Effects of Proaromaticity on Excited-State Lifetimes and Charge Separation in Near-Infrared Sensitizer Dyes in Solution and on TiO2

The influence of proaromaticity on the excited state dynamics of near-infrared (NIR)-absorbing sensitizer dyes is explored using a combination of ultrafast transient absorption spectroscopy (TAS) and computational chemistry. The addition of a proaromatic pi-bridge was found to stabilize the excited state and lead to lower excitation energies in solution and longer excited state lifetimes, contrary to what is expected by the energy gap law. When studied under standard device conditions on TiO2, it was found that the dye structure plays a significant role in determining excited-state dynamics. Computational chemistry results confirm the proaromatic nature of the dyes through both bond length analyses and nucleus-independent chemical shift (NICS) calculations.
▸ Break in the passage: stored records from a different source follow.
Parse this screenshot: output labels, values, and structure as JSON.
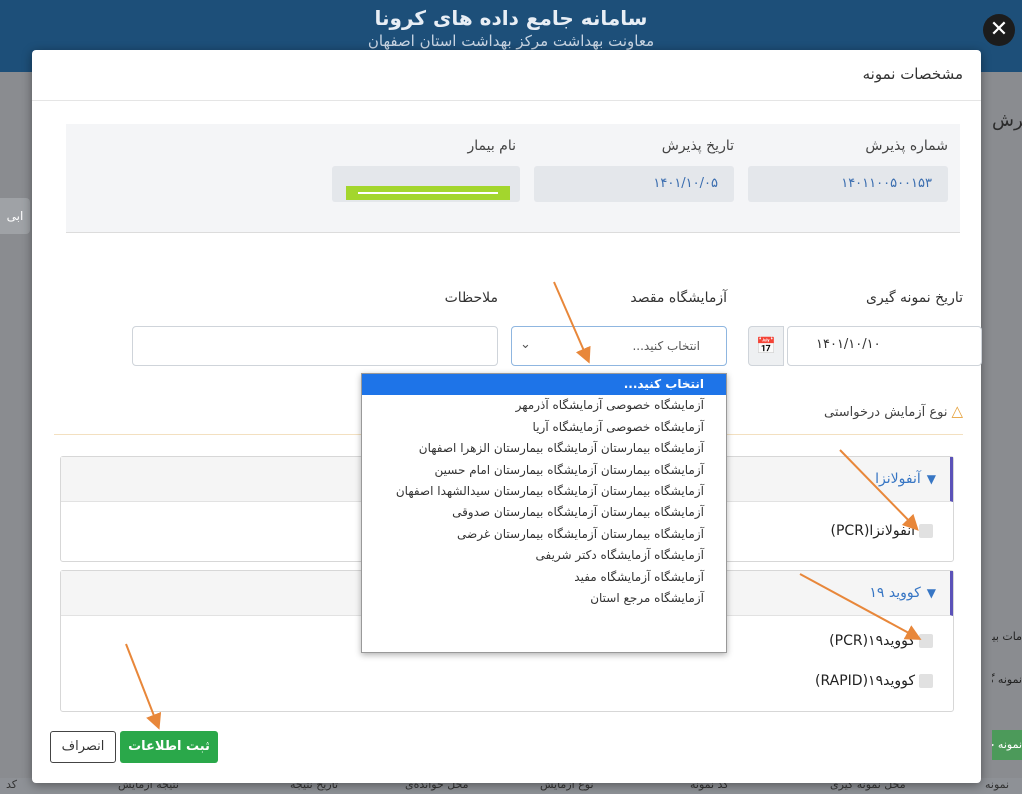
{
  "background": {
    "header_title": "سامانه جامع داده های کرونا",
    "header_subtitle": "معاونت بهداشت مرکز بهداشت استان اصفهان",
    "right_title": "پذیرش",
    "left_tab": "ابی",
    "right_label_1": "مات بیمار",
    "right_label_2": "نمونه گیری",
    "right_button": "نمونه جدید",
    "table_headers": [
      "کد",
      "نتیجه آزمایش",
      "تاریخ نتیجه",
      "محل خوانده‌ی",
      "نوع آزمایش",
      "کد نمونه",
      "محل نمونه گیری",
      "نمونه"
    ]
  },
  "modal": {
    "title": "مشخصات نمونه",
    "info": {
      "reception_number_label": "شماره پذیرش",
      "reception_number": "۱۴۰۱۱۰۰۵۰۰۱۵۳",
      "reception_date_label": "تاریخ پذیرش",
      "reception_date": "۱۴۰۱/۱۰/۰۵",
      "patient_name_label": "نام بیمار"
    },
    "form": {
      "sampling_date_label": "تاریخ نمونه گیری",
      "sampling_date": "۱۴۰۱/۱۰/۱۰",
      "destination_lab_label": "آزمایشگاه مقصد",
      "destination_lab_value": "انتخاب کنید...",
      "notes_label": "ملاحظات",
      "notes_value": ""
    },
    "dropdown_options": [
      "انتخاب کنید...",
      "آزمایشگاه خصوصی آزمایشگاه آذرمهر",
      "آزمایشگاه خصوصی آزمایشگاه آریا",
      "آزمایشگاه بیمارستان آزمایشگاه بیمارستان الزهرا اصفهان",
      "آزمایشگاه بیمارستان آزمایشگاه بیمارستان امام حسین",
      "آزمایشگاه بیمارستان آزمایشگاه بیمارستان سیدالشهدا اصفهان",
      "آزمایشگاه بیمارستان آزمایشگاه بیمارستان صدوقی",
      "آزمایشگاه بیمارستان آزمایشگاه بیمارستان غرضی",
      "آزمایشگاه آزمایشگاه دکتر شریفی",
      "آزمایشگاه آزمایشگاه مفید",
      "آزمایشگاه مرجع استان"
    ],
    "requested_test_label": "نوع آزمایش درخواستی",
    "groups": [
      {
        "title": "آنفولانزا",
        "options": [
          "آنفولانزا(PCR)"
        ]
      },
      {
        "title": "کووید ۱۹",
        "options": [
          "کووید۱۹(PCR)",
          "کووید۱۹(RAPID)"
        ]
      }
    ],
    "buttons": {
      "save": "ثبت اطلاعات",
      "cancel": "انصراف"
    },
    "close_glyph": "✕"
  },
  "colors": {
    "save_button": "#2aa84a",
    "dropdown_selected": "#1e74e8",
    "group_accent": "#5b52b8",
    "annotation_arrow": "#e8873a"
  }
}
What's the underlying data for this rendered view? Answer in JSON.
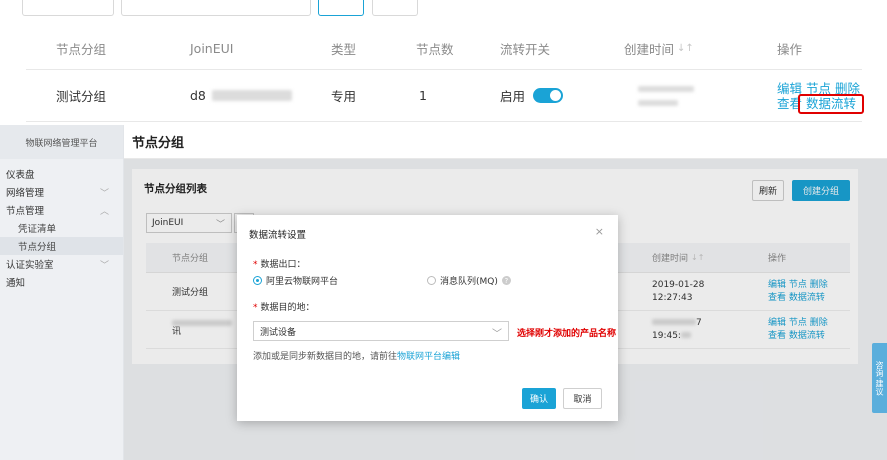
{
  "top_table": {
    "headers": {
      "group": "节点分组",
      "joineui": "JoinEUI",
      "type": "类型",
      "nodes": "节点数",
      "switch": "流转开关",
      "created": "创建时间",
      "ops": "操作"
    },
    "row": {
      "group": "测试分组",
      "joineui_prefix": "d8",
      "type": "专用",
      "nodes": "1",
      "switch_label": "启用",
      "ops": {
        "edit": "编辑",
        "node": "节点",
        "delete": "删除",
        "view": "查看",
        "flow": "数据流转"
      }
    }
  },
  "sidebar": {
    "brand": "物联网络管理平台",
    "items": [
      {
        "label": "仪表盘"
      },
      {
        "label": "网络管理"
      },
      {
        "label": "节点管理"
      },
      {
        "label": "凭证清单"
      },
      {
        "label": "节点分组"
      },
      {
        "label": "认证实验室"
      },
      {
        "label": "通知"
      }
    ]
  },
  "header": {
    "title": "节点分组"
  },
  "panel": {
    "title": "节点分组列表",
    "refresh": "刷新",
    "create": "创建分组",
    "filter": "JoinEUI",
    "headers": {
      "group": "节点分组",
      "created": "创建时间",
      "ops": "操作"
    },
    "rows": [
      {
        "group": "测试分组",
        "date": "2019-01-28",
        "time": "12:27:43",
        "ops1": "编辑 节点 删除",
        "ops2": "查看 数据流转"
      },
      {
        "group": "讯",
        "date_suffix": "7",
        "time_prefix": "19:45:",
        "ops1": "编辑 节点 删除",
        "ops2": "查看 数据流转"
      }
    ]
  },
  "feedback": "咨询·建议",
  "modal": {
    "title": "数据流转设置",
    "close": "×",
    "out_label": "数据出口：",
    "opt1": "阿里云物联网平台",
    "opt2": "消息队列(MQ)",
    "dest_label": "数据目的地：",
    "dest_value": "测试设备",
    "annotation": "选择刚才添加的产品名称",
    "hint_text": "添加或是同步新数据目的地，请前往",
    "hint_link": "物联网平台编辑",
    "ok": "确认",
    "cancel": "取消"
  }
}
Through incorporation of excited-state aromaticity, a 10x increase in excited-state lifetime was observed for dyes with a near 0.5 V lower energy excited state.

Automated summary

The influence of proaromaticity on the excited state dynamics of NIR-absorbing sensitizer dyes was investigated using TAS and computational chemistry. The addition of a proaromatic pi-bridge stabilized the excited state, resulting in lower excitation energies and longer excited state lifetimes. The dye structure was found to play a significant role in determining excited-state dynamics under standard device conditions on TiO2. The incorporation of excited-state aromaticity led to a 10x increase in excited-state lifetime for dyes with a near 0.5 V lower energy excited state.